- Developer: Noodle Cat Games
- Publisher: Noodle Cat Games
- Platforms: PlayStation 5; Windows; Xbox Series X/S;
- Release: TBA
- Genre: Action RPG
- Modes: Single-player, Multiplayer

= Cloudheim =

Cloudheim is a cooperative action role-playing game developed and published by Noodle Cat Games. Set in a Norse-inspired world, players control ancient warriors to restore the world after Ragnarök. It features gameplay systems that alternate between combat and base building.

The game was released for Windows as early access on 4 December 2025. A full release as well as console release for PlayStation 5 and Xbox Series X/S is planned to be in 2026.

==Premise==
Players take role of ancient warriors who have been revived to help restore the Norse-inspired world after Ragnarök.

==Gameplay==
Cloudheim is an action role-playing game that supports online cooperative gameplay. The game is playable as either solo or up to 4-player multiplayer. The game is based on fast-paced combat fighting numerous enemies, and players are able to use various abilities like dodge or triple jump. Every ability is limited by a certain number of charges, and players spend past the point, it will build up the "mana burn" meter which, if filled up, will slow down the player character and make them lose access to any abilities.

The game additionally features a base-building system that takes place on a flying turtle named Odin's Shell, where you can build crafting devices, specialized structures, and decorations. Players can craft a range of weaponry and equipment, which are able to conjure effects like tornadoes or explosions. Little critters named Blins can be assigned to certain places to perform jobs like creating materials for crafting.

A shop can be set up on Odin's Shell, which can sell products to non-playable characters and earn currency. A variety of improvements to the shop, like displaying correct items or housing decorative banners, can influence shopper behavior and increase profits. The shop system is used for further progressing the building system.

==Development and release==
Cloudheim is a debut title by Noodle Cat Games, a development studio founded by former developers from Epic Games, Electronic Arts, Codemasters, Disney, and Bioware.

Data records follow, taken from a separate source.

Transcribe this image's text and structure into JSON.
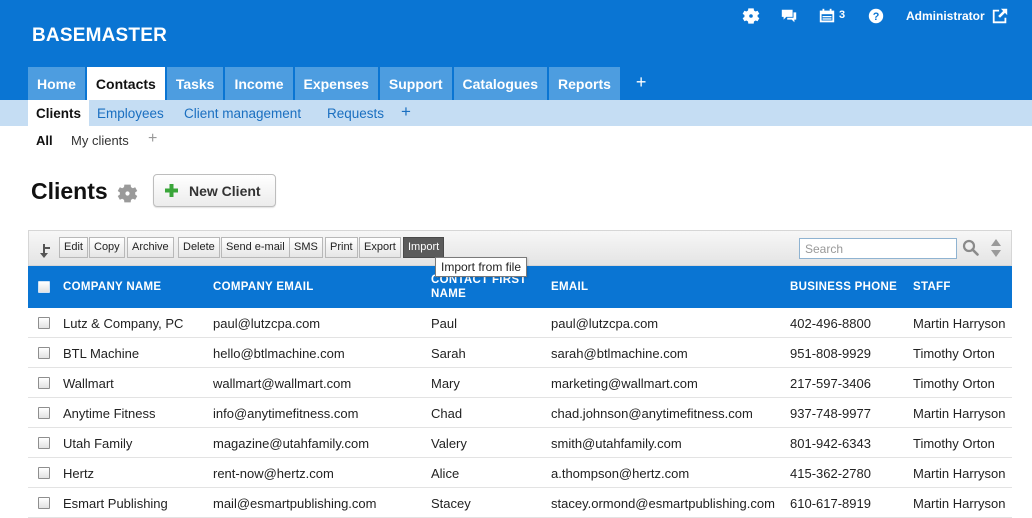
{
  "app": {
    "brand": "BASEMASTER"
  },
  "header": {
    "tasks_count": "3",
    "user": "Administrator"
  },
  "main_tabs": [
    {
      "label": "Home",
      "active": false
    },
    {
      "label": "Contacts",
      "active": true
    },
    {
      "label": "Tasks",
      "active": false
    },
    {
      "label": "Income",
      "active": false
    },
    {
      "label": "Expenses",
      "active": false
    },
    {
      "label": "Support",
      "active": false
    },
    {
      "label": "Catalogues",
      "active": false
    },
    {
      "label": "Reports",
      "active": false
    }
  ],
  "sub_tabs": [
    {
      "label": "Clients",
      "active": true
    },
    {
      "label": "Employees",
      "active": false
    },
    {
      "label": "Client management",
      "active": false
    },
    {
      "label": "Requests",
      "active": false
    }
  ],
  "filters": {
    "all": "All",
    "mine": "My clients",
    "add": "+"
  },
  "page": {
    "title": "Clients",
    "new_button": "New Client"
  },
  "toolbar": {
    "buttons": [
      "Edit",
      "Copy",
      "Archive",
      "Delete",
      "Send e-mail",
      "SMS",
      "Print",
      "Export",
      "Import"
    ],
    "search_placeholder": "Search",
    "tooltip": "Import from file"
  },
  "table": {
    "columns": [
      "COMPANY NAME",
      "COMPANY EMAIL",
      "CONTACT FIRST NAME",
      "EMAIL",
      "BUSINESS PHONE",
      "STAFF"
    ],
    "rows": [
      [
        "Lutz & Company, PC",
        "paul@lutzcpa.com",
        "Paul",
        "paul@lutzcpa.com",
        "402-496-8800",
        "Martin Harryson"
      ],
      [
        "BTL Machine",
        "hello@btlmachine.com",
        "Sarah",
        "sarah@btlmachine.com",
        "951-808-9929",
        "Timothy Orton"
      ],
      [
        "Wallmart",
        "wallmart@wallmart.com",
        "Mary",
        "marketing@wallmart.com",
        "217-597-3406",
        "Timothy Orton"
      ],
      [
        "Anytime Fitness",
        "info@anytimefitness.com",
        "Chad",
        "chad.johnson@anytimefitness.com",
        "937-748-9977",
        "Martin Harryson"
      ],
      [
        "Utah Family",
        "magazine@utahfamily.com",
        "Valery",
        "smith@utahfamily.com",
        "801-942-6343",
        "Timothy Orton"
      ],
      [
        "Hertz",
        "rent-now@hertz.com",
        "Alice",
        "a.thompson@hertz.com",
        "415-362-2780",
        "Martin Harryson"
      ],
      [
        "Esmart Publishing",
        "mail@esmartpublishing.com",
        "Stacey",
        "stacey.ormond@esmartpublishing.com",
        "610-617-8919",
        "Martin Harryson"
      ]
    ]
  },
  "colors": {
    "primary": "#0a75d3",
    "tab": "#4d9de0",
    "subnav": "#c5ddf3",
    "link": "#1a6fc0"
  }
}
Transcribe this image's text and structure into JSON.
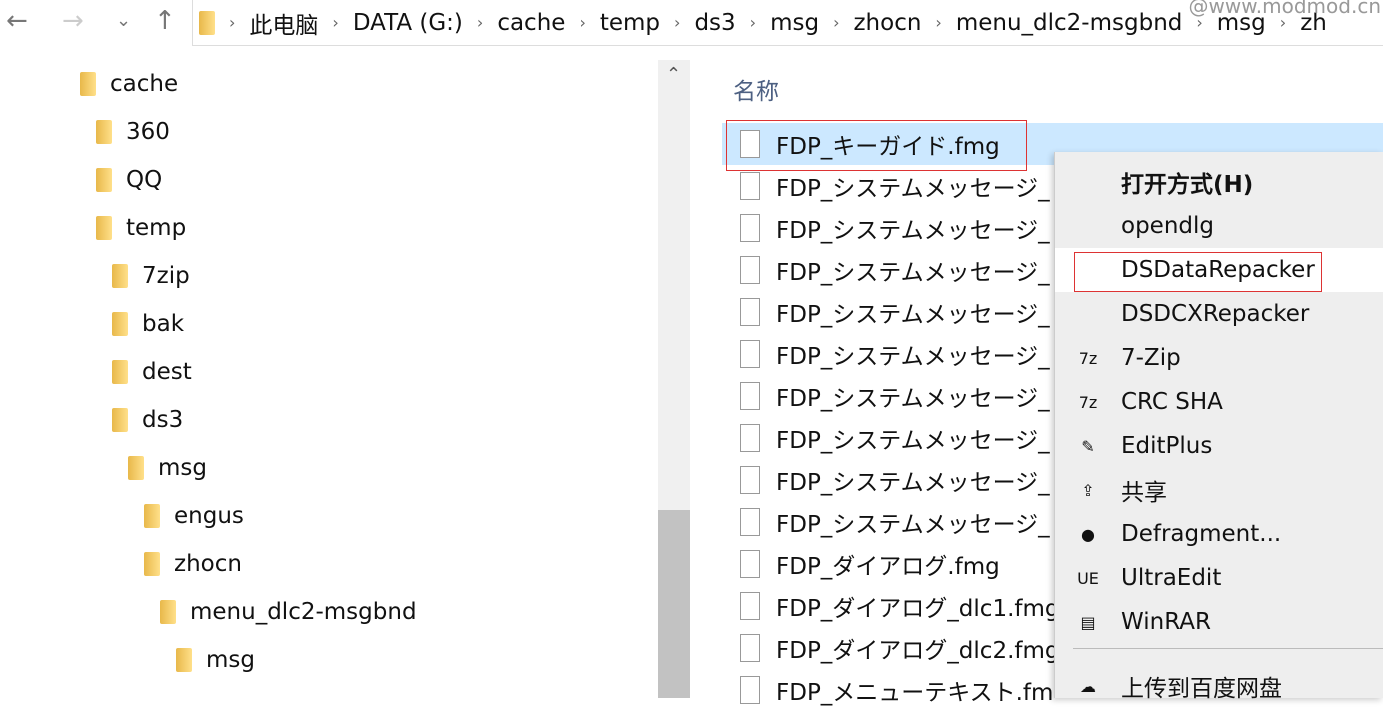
{
  "nav": {
    "back": "←",
    "forward": "→",
    "recent": "⌄",
    "up": "↑"
  },
  "breadcrumb": [
    "此电脑",
    "DATA (G:)",
    "cache",
    "temp",
    "ds3",
    "msg",
    "zhocn",
    "menu_dlc2-msgbnd",
    "msg",
    "zh"
  ],
  "watermark": "@www.modmod.cn",
  "tree": [
    {
      "label": "cache",
      "level": 0
    },
    {
      "label": "360",
      "level": 1
    },
    {
      "label": "QQ",
      "level": 1
    },
    {
      "label": "temp",
      "level": 1
    },
    {
      "label": "7zip",
      "level": 2
    },
    {
      "label": "bak",
      "level": 2
    },
    {
      "label": "dest",
      "level": 2
    },
    {
      "label": "ds3",
      "level": 2
    },
    {
      "label": "msg",
      "level": 3
    },
    {
      "label": "engus",
      "level": 4
    },
    {
      "label": "zhocn",
      "level": 4
    },
    {
      "label": "menu_dlc2-msgbnd",
      "level": 5
    },
    {
      "label": "msg",
      "level": 6
    }
  ],
  "list": {
    "header": "名称",
    "files": [
      "FDP_キーガイド.fmg",
      "FDP_システムメッセージ_",
      "FDP_システムメッセージ_",
      "FDP_システムメッセージ_",
      "FDP_システムメッセージ_",
      "FDP_システムメッセージ_",
      "FDP_システムメッセージ_",
      "FDP_システムメッセージ_",
      "FDP_システムメッセージ_",
      "FDP_システムメッセージ_",
      "FDP_ダイアログ.fmg",
      "FDP_ダイアログ_dlc1.fmg",
      "FDP_ダイアログ_dlc2.fmg",
      "FDP_メニューテキスト.fm"
    ],
    "selected": 0
  },
  "menu": {
    "items": [
      {
        "label": "打开方式(H)",
        "icon": "",
        "bold": true
      },
      {
        "label": "opendlg",
        "icon": ""
      },
      {
        "label": "DSDataRepacker",
        "icon": "",
        "highlighted": true
      },
      {
        "label": "DSDCXRepacker",
        "icon": ""
      },
      {
        "label": "7-Zip",
        "icon": "7z"
      },
      {
        "label": "CRC SHA",
        "icon": "7z"
      },
      {
        "label": "EditPlus",
        "icon": "✎"
      },
      {
        "label": "共享",
        "icon": "⇪"
      },
      {
        "label": "Defragment...",
        "icon": "●"
      },
      {
        "label": "UltraEdit",
        "icon": "UE"
      },
      {
        "label": "WinRAR",
        "icon": "▤"
      },
      {
        "label": "上传到百度网盘",
        "icon": "☁"
      }
    ]
  },
  "colors": {
    "selection": "#cce8ff",
    "highlight_box": "#dd3333",
    "folder": "#f4c95d"
  }
}
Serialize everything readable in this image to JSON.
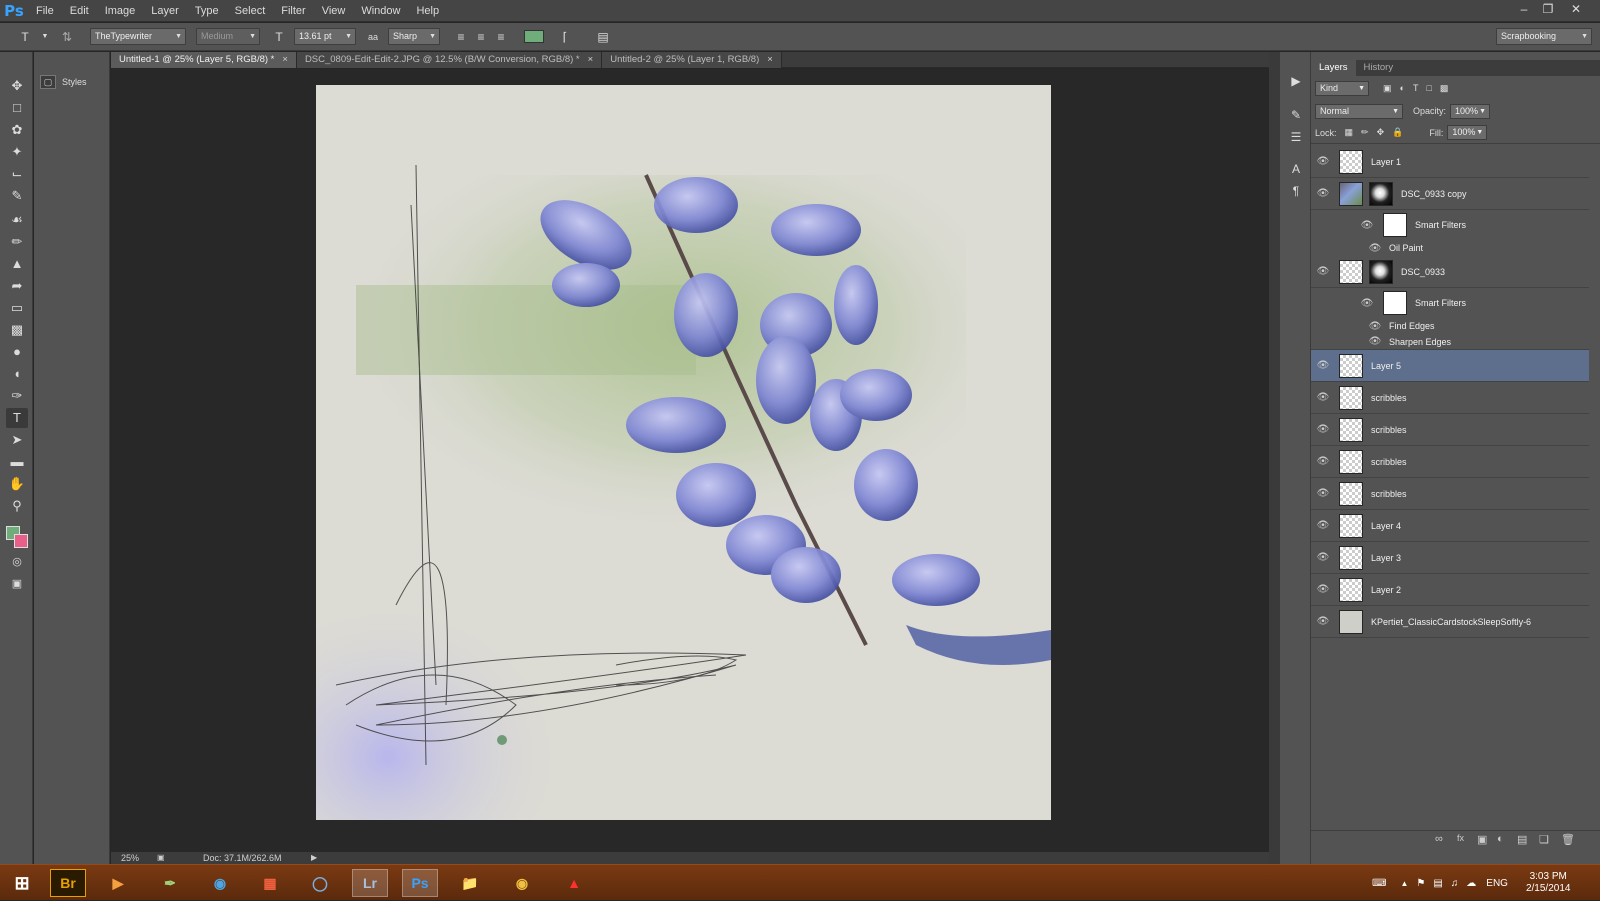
{
  "app": {
    "logo": "Ps"
  },
  "menu": [
    "File",
    "Edit",
    "Image",
    "Layer",
    "Type",
    "Select",
    "Filter",
    "View",
    "Window",
    "Help"
  ],
  "options": {
    "font_family": "TheTypewriter",
    "font_style": "Medium",
    "font_size": "13.61 pt",
    "antialias": "Sharp",
    "text_color": "#6fae7a",
    "workspace": "Scrapbooking"
  },
  "styles_panel": {
    "label": "Styles"
  },
  "tabs": [
    {
      "label": "Untitled-1 @ 25% (Layer 5, RGB/8) *"
    },
    {
      "label": "DSC_0809-Edit-Edit-2.JPG @ 12.5% (B/W Conversion, RGB/8) *"
    },
    {
      "label": "Untitled-2 @ 25% (Layer 1, RGB/8)"
    }
  ],
  "status": {
    "zoom": "25%",
    "doc": "Doc: 37.1M/262.6M"
  },
  "layers_panel": {
    "tabs": [
      "Layers",
      "History"
    ],
    "kind": "Kind",
    "blend": "Normal",
    "opacity_label": "Opacity:",
    "opacity": "100%",
    "lock_label": "Lock:",
    "fill_label": "Fill:",
    "fill": "100%",
    "layers": [
      {
        "name": "Layer 1"
      },
      {
        "name": "DSC_0933 copy"
      },
      {
        "name": "Smart Filters"
      },
      {
        "name": "Oil Paint"
      },
      {
        "name": "DSC_0933"
      },
      {
        "name": "Smart Filters"
      },
      {
        "name": "Find Edges"
      },
      {
        "name": "Sharpen Edges"
      },
      {
        "name": "Layer 5"
      },
      {
        "name": "scribbles"
      },
      {
        "name": "scribbles"
      },
      {
        "name": "scribbles"
      },
      {
        "name": "scribbles"
      },
      {
        "name": "Layer 4"
      },
      {
        "name": "Layer 3"
      },
      {
        "name": "Layer 2"
      },
      {
        "name": "KPertiet_ClassicCardstockSleepSoftly-6"
      }
    ]
  },
  "taskbar": {
    "apps": [
      "Br",
      "Lr",
      "Ps"
    ],
    "lang": "ENG",
    "time": "3:03 PM",
    "date": "2/15/2014"
  },
  "colors": {
    "foreground": "#6fae7a",
    "background": "#e8608a",
    "selected_layer": "#5d6f8c"
  }
}
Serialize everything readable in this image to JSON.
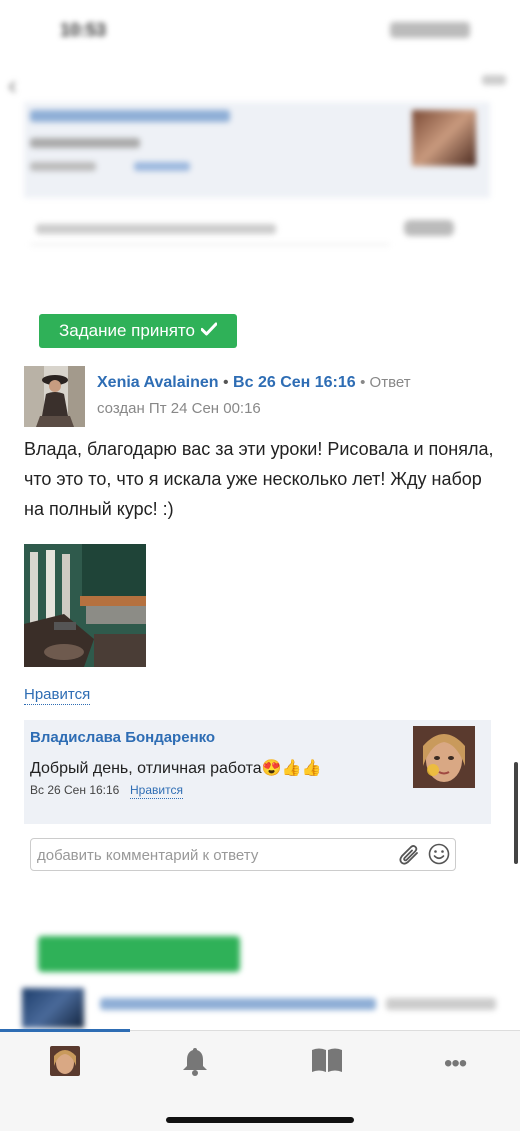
{
  "post": {
    "status_badge": "Задание принято",
    "author": "Xenia Avalainen",
    "bullet": "•",
    "date": "Вс 26 Сен 16:16",
    "meta_suffix": "• Ответ",
    "created_text": "создан Пт 24 Сен 00:16",
    "body": "Влада, благодарю вас за эти уроки! Рисовала и поняла, что это то, что я искала уже несколько лет! Жду набор на полный курс! :)",
    "like_label": "Нравится"
  },
  "comment": {
    "author": "Владислава Бондаренко",
    "text": "Добрый день, отличная работа😍👍👍",
    "date": "Вс 26 Сен 16:16",
    "like_label": "Нравится"
  },
  "comment_input": {
    "placeholder": "добавить комментарий к ответу"
  },
  "tabbar": {
    "items": [
      {
        "icon": "profile-avatar"
      },
      {
        "icon": "bell-icon"
      },
      {
        "icon": "book-icon"
      },
      {
        "icon": "more-icon"
      }
    ]
  },
  "colors": {
    "accent": "#2e6db4",
    "success": "#2fb158"
  }
}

David Hunt, CEO and founder of the company, described the game as a co-op action RPG with the "juggling from fighting games".

The game was announced in February 2025 for PlayStation 5, Windows, and Xbox Series X/S. A free demo was published temporarily in October 2025, letting players experience the first two chapters in the storyline. The game was launched in early access for Windows via Steam and Epic Games Store on 4 December. Noodle Cat Games have launched limited-time events for Cloudheim, with the first Frostfall winter event updated to the game on 27 December 2025.

A full release for the consoles and PC is planned to be in 2026.